I have learned most of my social skills as an adult. There is no reason why the boys should be incapable of this. The information is available. The human brain is fully developed by age twenty-six. At some point, ignorance becomes a choice.
Women must stop indulging the paradigm that we can accept anything less than equality and mutuality. We are right to have some expectations. Men and women are very different, and allowances can be made for that, but double standards must die. The "crazy ex-girlfriend" trope must die. If three months of lockdown beverages with my mother has taught me anything, it is that women still do too much, and we still accept too much. Peruse the memes if you don't believe me. Women are up against deep and insidious cultural conditioning. Feminism has made glorious strides, but the battle is far from finished.

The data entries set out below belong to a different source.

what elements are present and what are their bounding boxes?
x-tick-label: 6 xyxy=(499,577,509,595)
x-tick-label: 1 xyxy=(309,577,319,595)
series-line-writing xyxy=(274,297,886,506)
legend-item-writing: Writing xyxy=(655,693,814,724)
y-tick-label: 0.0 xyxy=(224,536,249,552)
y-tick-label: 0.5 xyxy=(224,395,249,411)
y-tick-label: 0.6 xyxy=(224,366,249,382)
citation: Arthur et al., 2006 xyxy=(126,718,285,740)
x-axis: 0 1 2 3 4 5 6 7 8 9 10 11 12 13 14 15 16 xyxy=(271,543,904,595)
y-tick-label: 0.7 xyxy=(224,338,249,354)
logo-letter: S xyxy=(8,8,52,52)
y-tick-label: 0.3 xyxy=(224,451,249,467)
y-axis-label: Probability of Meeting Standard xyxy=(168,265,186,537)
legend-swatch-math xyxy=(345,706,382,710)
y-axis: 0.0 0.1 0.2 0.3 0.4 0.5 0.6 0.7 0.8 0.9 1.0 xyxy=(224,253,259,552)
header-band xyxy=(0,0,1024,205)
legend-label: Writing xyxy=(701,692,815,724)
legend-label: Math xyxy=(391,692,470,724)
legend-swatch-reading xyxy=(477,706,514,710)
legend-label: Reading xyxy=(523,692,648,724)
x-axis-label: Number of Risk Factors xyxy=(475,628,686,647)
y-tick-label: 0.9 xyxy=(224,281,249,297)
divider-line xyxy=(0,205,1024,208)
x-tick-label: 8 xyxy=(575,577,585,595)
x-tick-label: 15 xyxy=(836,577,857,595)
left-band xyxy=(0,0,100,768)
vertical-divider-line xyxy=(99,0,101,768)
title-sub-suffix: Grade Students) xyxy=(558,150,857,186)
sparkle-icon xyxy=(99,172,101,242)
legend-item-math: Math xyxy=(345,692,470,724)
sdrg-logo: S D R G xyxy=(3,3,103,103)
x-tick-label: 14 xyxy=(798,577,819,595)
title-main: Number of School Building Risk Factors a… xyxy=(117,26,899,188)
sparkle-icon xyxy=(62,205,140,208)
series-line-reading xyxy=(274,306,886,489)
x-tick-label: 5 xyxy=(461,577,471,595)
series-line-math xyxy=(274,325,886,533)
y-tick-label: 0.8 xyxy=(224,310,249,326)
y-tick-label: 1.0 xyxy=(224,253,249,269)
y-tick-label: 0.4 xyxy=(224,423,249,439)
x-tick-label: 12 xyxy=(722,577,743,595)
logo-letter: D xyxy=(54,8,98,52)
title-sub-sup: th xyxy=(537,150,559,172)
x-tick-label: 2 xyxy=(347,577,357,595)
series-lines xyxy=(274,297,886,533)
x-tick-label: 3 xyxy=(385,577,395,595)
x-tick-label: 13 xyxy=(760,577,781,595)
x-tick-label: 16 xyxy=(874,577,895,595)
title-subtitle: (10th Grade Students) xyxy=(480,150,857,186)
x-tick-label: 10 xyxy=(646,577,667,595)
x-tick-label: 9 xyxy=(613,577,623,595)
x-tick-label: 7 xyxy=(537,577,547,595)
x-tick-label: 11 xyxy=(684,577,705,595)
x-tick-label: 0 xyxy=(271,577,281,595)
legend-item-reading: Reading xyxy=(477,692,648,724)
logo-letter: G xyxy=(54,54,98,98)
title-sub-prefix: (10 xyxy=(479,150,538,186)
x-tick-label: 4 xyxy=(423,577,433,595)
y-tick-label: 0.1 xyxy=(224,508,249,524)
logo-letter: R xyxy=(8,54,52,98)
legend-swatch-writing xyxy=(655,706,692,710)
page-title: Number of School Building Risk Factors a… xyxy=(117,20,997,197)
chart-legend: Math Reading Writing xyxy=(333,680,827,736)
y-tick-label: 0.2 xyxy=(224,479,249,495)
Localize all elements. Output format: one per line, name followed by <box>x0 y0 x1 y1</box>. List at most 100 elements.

Lord knows I tried to teach them, but ultimately, I don't get any control over whether or not these boys learned anything from our shared time and experiences. I don't get any control over the role they've assigned me in their own narratives. I don't get any control over whether or not they're now taking advantage of someone younger and dumber who is willing to cater to their fragility, cognitive dissonance, and unexamined habits of dysfunction.

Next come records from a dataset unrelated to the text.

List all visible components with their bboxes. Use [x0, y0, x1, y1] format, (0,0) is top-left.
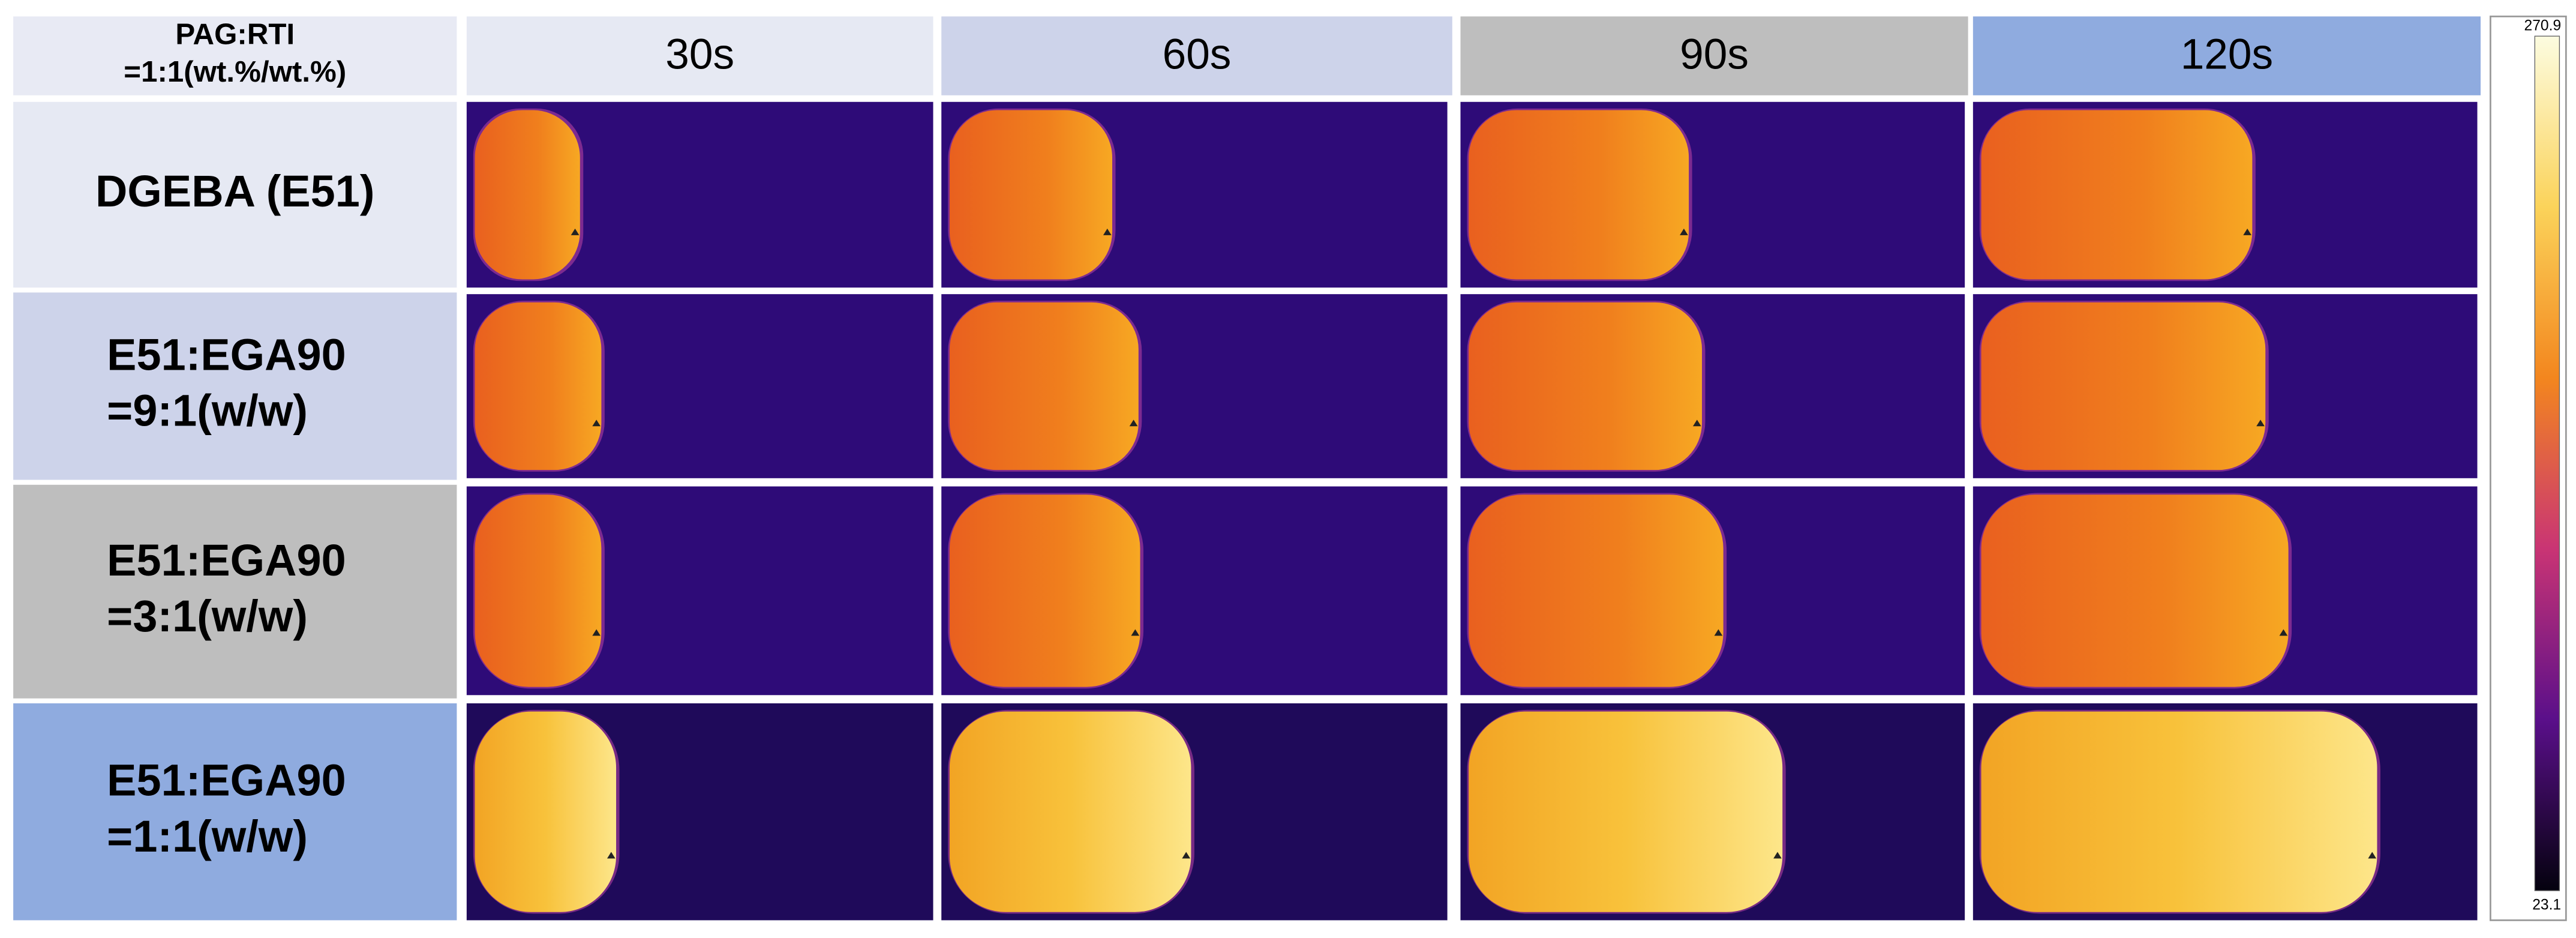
- probe-marker: [1129, 419, 1138, 427]
- heated-region: [1981, 302, 2266, 471]
- row-header: [13, 101, 457, 288]
- row-label: =9:1(w/w): [107, 386, 308, 436]
- probe-marker: [2243, 228, 2251, 235]
- probe-marker: [571, 228, 580, 235]
- probe-marker: [2368, 852, 2377, 859]
- column-header: [941, 16, 1452, 95]
- row-label: DGEBA (E51): [95, 166, 375, 216]
- probe-marker: [1131, 629, 1140, 636]
- row-label: E51:EGA90: [107, 329, 346, 379]
- probe-marker: [1714, 629, 1723, 636]
- colorbar-max: 270.9: [2524, 17, 2562, 34]
- row-header: [13, 292, 457, 480]
- heated-region: [949, 110, 1113, 280]
- colorbar-min: 23.1: [2532, 897, 2561, 913]
- probe-marker: [592, 419, 601, 427]
- row-label: =3:1(w/w): [107, 591, 308, 641]
- row-header: [13, 484, 457, 699]
- probe-marker: [1773, 852, 1782, 859]
- heated-region: [1981, 110, 2253, 280]
- heated-region: [949, 495, 1140, 687]
- heated-region: [1469, 302, 1703, 471]
- heated-region: [475, 495, 602, 687]
- heated-region: [475, 110, 580, 280]
- column-header: [466, 16, 933, 95]
- probe-marker: [1103, 228, 1112, 235]
- column-label: 90s: [1680, 31, 1749, 79]
- column-header: [1972, 16, 2481, 95]
- heated-region: [1469, 495, 1724, 687]
- probe-marker: [607, 852, 616, 859]
- row-header: [13, 703, 457, 921]
- heated-region: [475, 302, 602, 471]
- heated-region: [949, 711, 1191, 912]
- probe-marker: [2279, 629, 2288, 636]
- corner-cell: [13, 16, 457, 95]
- row-label: =1:1(w/w): [107, 811, 308, 861]
- corner-label: =1:1(wt.%/wt.%): [124, 55, 346, 88]
- corner-label: PAG:RTI: [175, 17, 295, 50]
- probe-marker: [1692, 419, 1701, 427]
- probe-marker: [2256, 419, 2265, 427]
- row-label: E51:EGA90: [107, 756, 346, 805]
- column-label: 60s: [1163, 31, 1232, 79]
- column-label: 120s: [2181, 31, 2273, 79]
- column-label: 30s: [665, 31, 734, 79]
- heated-region: [949, 302, 1139, 471]
- probe-marker: [592, 629, 601, 636]
- heated-region: [1469, 711, 1783, 912]
- probe-marker: [1680, 228, 1688, 235]
- colorbar: [2534, 35, 2560, 891]
- heated-region: [475, 711, 617, 912]
- row-label: E51:EGA90: [107, 535, 346, 585]
- heated-region: [1981, 495, 2289, 687]
- heated-region: [1469, 110, 1689, 280]
- probe-marker: [1182, 852, 1191, 859]
- column-header: [1460, 16, 1968, 95]
- heated-region: [1981, 711, 2377, 912]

I can still access feelings of love and appreciation for these people, and I still wish they were capable of making amends in support of happier endings. I feel sadness because we're not playing on each others' teams anymore. I also feel absolute fury every time I allow myself to think about the injustice of the situations that they created. I do not feel gratitude for the traumatic experiences and emotional abuse that these boys clumsily served me. I know I did not deserve that.
So, look: I got smarter. I got educated. I got better connected with my female cohort. I got really, really, really articulate. I broadened my understanding of the diversity of human experience and the subjective nature of reality. I examined myself and engaged in deliberate personal growth and shadow work. I used my anger as fuel to make things of beauty and piles of money. I strengthened the foundation of unconditional self-love that is a famous prerequisite for loving anyone else. And now, I get a lot of control over who gets access to my heart and who doesn't.

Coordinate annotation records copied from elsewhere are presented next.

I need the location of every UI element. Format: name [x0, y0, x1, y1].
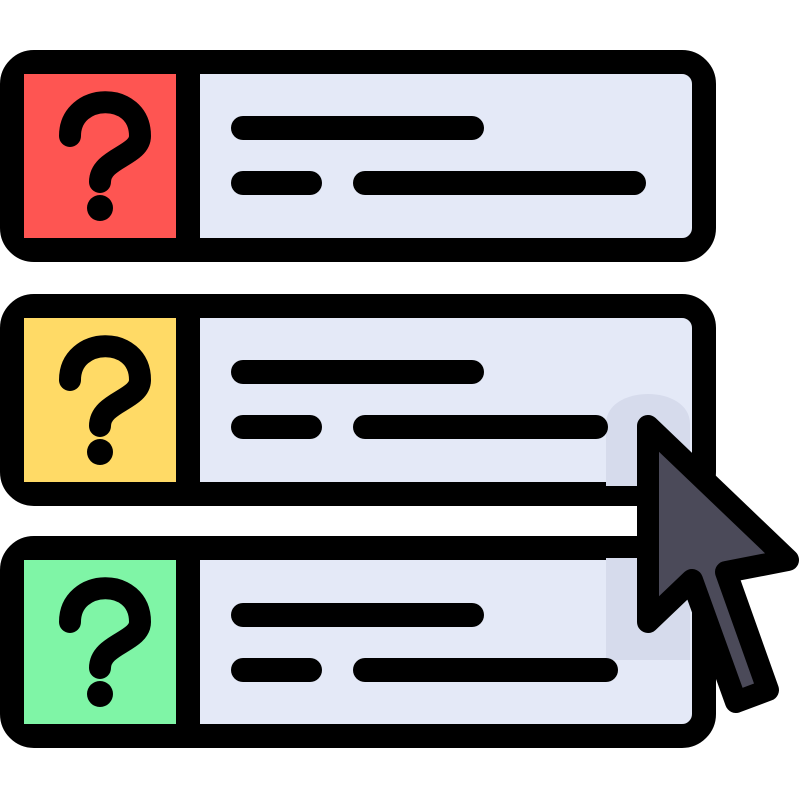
- question-mark-icon: [59, 335, 151, 465]
- list-item-3-text-lines: [231, 603, 618, 682]
- list-item-3[interactable]: [0, 536, 716, 748]
- question-mark-icon: [59, 91, 151, 221]
- list-item-2[interactable]: [0, 294, 716, 506]
- question-mark-icon: [59, 577, 151, 707]
- list-item-1[interactable]: [0, 50, 716, 262]
- list-item-1-text-lines: [231, 116, 646, 195]
- list-item-2-text-lines: [231, 360, 608, 439]
- mouse-cursor-icon: [637, 415, 799, 713]
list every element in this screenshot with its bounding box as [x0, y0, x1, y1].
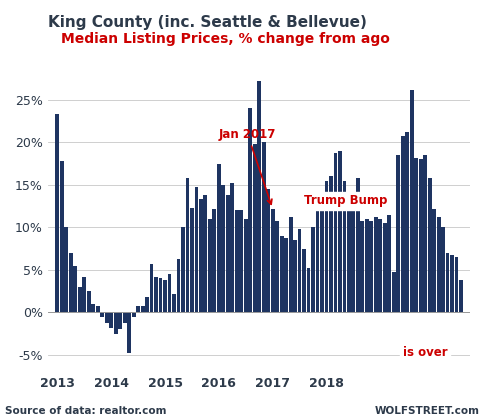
Bar — [445, 253, 449, 312]
Bar — [351, 194, 355, 312]
Bar — [181, 227, 184, 312]
Bar — [266, 189, 270, 312]
Bar — [100, 312, 104, 317]
Bar — [387, 215, 391, 312]
Bar — [423, 155, 426, 312]
Bar — [105, 312, 108, 323]
Bar — [436, 217, 439, 312]
Bar — [342, 181, 346, 312]
Bar — [293, 240, 296, 312]
Bar — [82, 277, 86, 312]
Bar — [212, 209, 216, 312]
Bar — [337, 151, 341, 312]
Bar — [427, 178, 431, 312]
Bar — [315, 199, 319, 312]
Text: Trump Bump: Trump Bump — [303, 194, 387, 207]
Bar — [208, 219, 212, 312]
Bar — [382, 223, 386, 312]
Bar — [458, 280, 462, 312]
Bar — [127, 312, 131, 353]
Bar — [64, 227, 68, 312]
Bar — [400, 135, 404, 312]
Bar — [413, 158, 417, 312]
Bar — [230, 183, 234, 312]
Bar — [319, 192, 323, 312]
Bar — [306, 268, 310, 312]
Bar — [346, 192, 350, 312]
Bar — [221, 185, 225, 312]
Bar — [140, 306, 144, 312]
Bar — [145, 297, 149, 312]
Bar — [405, 132, 408, 312]
Bar — [91, 304, 95, 312]
Bar — [69, 253, 73, 312]
Bar — [150, 264, 153, 312]
Bar — [454, 257, 457, 312]
Bar — [360, 221, 363, 312]
Bar — [158, 278, 162, 312]
Bar — [136, 306, 140, 312]
Text: Source of data: realtor.com: Source of data: realtor.com — [5, 406, 166, 416]
Bar — [87, 291, 91, 312]
Bar — [449, 255, 453, 312]
Bar — [190, 208, 194, 312]
Bar — [395, 155, 399, 312]
Bar — [118, 312, 122, 329]
Bar — [78, 287, 82, 312]
Bar — [234, 210, 238, 312]
Bar — [284, 237, 287, 312]
Bar — [252, 144, 256, 312]
Bar — [176, 259, 180, 312]
Bar — [378, 219, 381, 312]
Bar — [122, 312, 126, 323]
Bar — [109, 312, 113, 328]
Bar — [226, 195, 229, 312]
Bar — [369, 221, 373, 312]
Bar — [409, 90, 413, 312]
Bar — [154, 277, 158, 312]
Text: Jan 2017: Jan 2017 — [218, 127, 276, 204]
Bar — [248, 108, 252, 312]
Bar — [275, 221, 278, 312]
Bar — [391, 272, 395, 312]
Bar — [243, 219, 247, 312]
Bar — [324, 181, 328, 312]
Bar — [302, 249, 305, 312]
Text: Median Listing Prices, % change from ago: Median Listing Prices, % change from ago — [60, 32, 389, 46]
Bar — [96, 306, 100, 312]
Bar — [373, 217, 377, 312]
Bar — [333, 153, 337, 312]
Bar — [163, 280, 166, 312]
Bar — [239, 210, 242, 312]
Bar — [172, 294, 176, 312]
Bar — [355, 178, 359, 312]
Bar — [431, 209, 435, 312]
Text: King County (inc. Seattle & Bellevue): King County (inc. Seattle & Bellevue) — [48, 15, 366, 30]
Bar — [55, 115, 59, 312]
Bar — [216, 163, 220, 312]
Bar — [73, 266, 77, 312]
Bar — [418, 159, 422, 312]
Bar — [167, 274, 171, 312]
Bar — [288, 217, 292, 312]
Bar — [60, 161, 64, 312]
Bar — [328, 176, 332, 312]
Text: WOLFSTREET.com: WOLFSTREET.com — [375, 406, 479, 416]
Bar — [279, 236, 283, 312]
Bar — [132, 312, 135, 317]
Bar — [270, 209, 274, 312]
Bar — [203, 195, 207, 312]
Bar — [310, 227, 314, 312]
Bar — [114, 312, 117, 334]
Bar — [364, 219, 368, 312]
Bar — [194, 186, 198, 312]
Bar — [440, 227, 444, 312]
Bar — [198, 199, 202, 312]
Text: is over: is over — [402, 346, 447, 359]
Bar — [297, 229, 301, 312]
Bar — [261, 143, 265, 312]
Bar — [257, 81, 260, 312]
Bar — [185, 178, 189, 312]
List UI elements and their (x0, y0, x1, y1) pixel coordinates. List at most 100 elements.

I also get control over my voice. The stupid boys have been telling me to shut up since kindergarten, so that is exactly what I'm not going to do. Both of these ex-lovers eventually tried to shame me for using my voice. They were embarrassed. They wanted me to keep everything quiet so they could get away with mistreating me and suffer no consequences. Fuck that. I'm going to carry on aggressively acquiring clinical terminology to sharpen the scythe with which I cut through the bullshit. I'm going to call out subtle misogyny as specifically and as loudly and as eloquently and with as much strategic profanity as proves necessary. I am not afraid. I would rather be single than be silenced.
I'm not trying to start a gender war, air my dirty laundry, or medal at the Oppression Olympics. This is a statement about the experiences that led me to this particular piece of artwork. 'No Boys Allowed' has three years of pain and rage and tears in solitude and hard lessons summed up into two point five minutes of flashy fun and games. I created this opportunity and I am speaking my piece. This is my voice, my platform, my story, my work, my truth. I'm here fighting out my own salvation like everyone else, but I know I'm not alone, so I'll say it again: the women are tired. I am tired of being demonized as a crazy lady because I have some basic and reasonable requirements. I am disappointed and I am bored. Step up the damn game.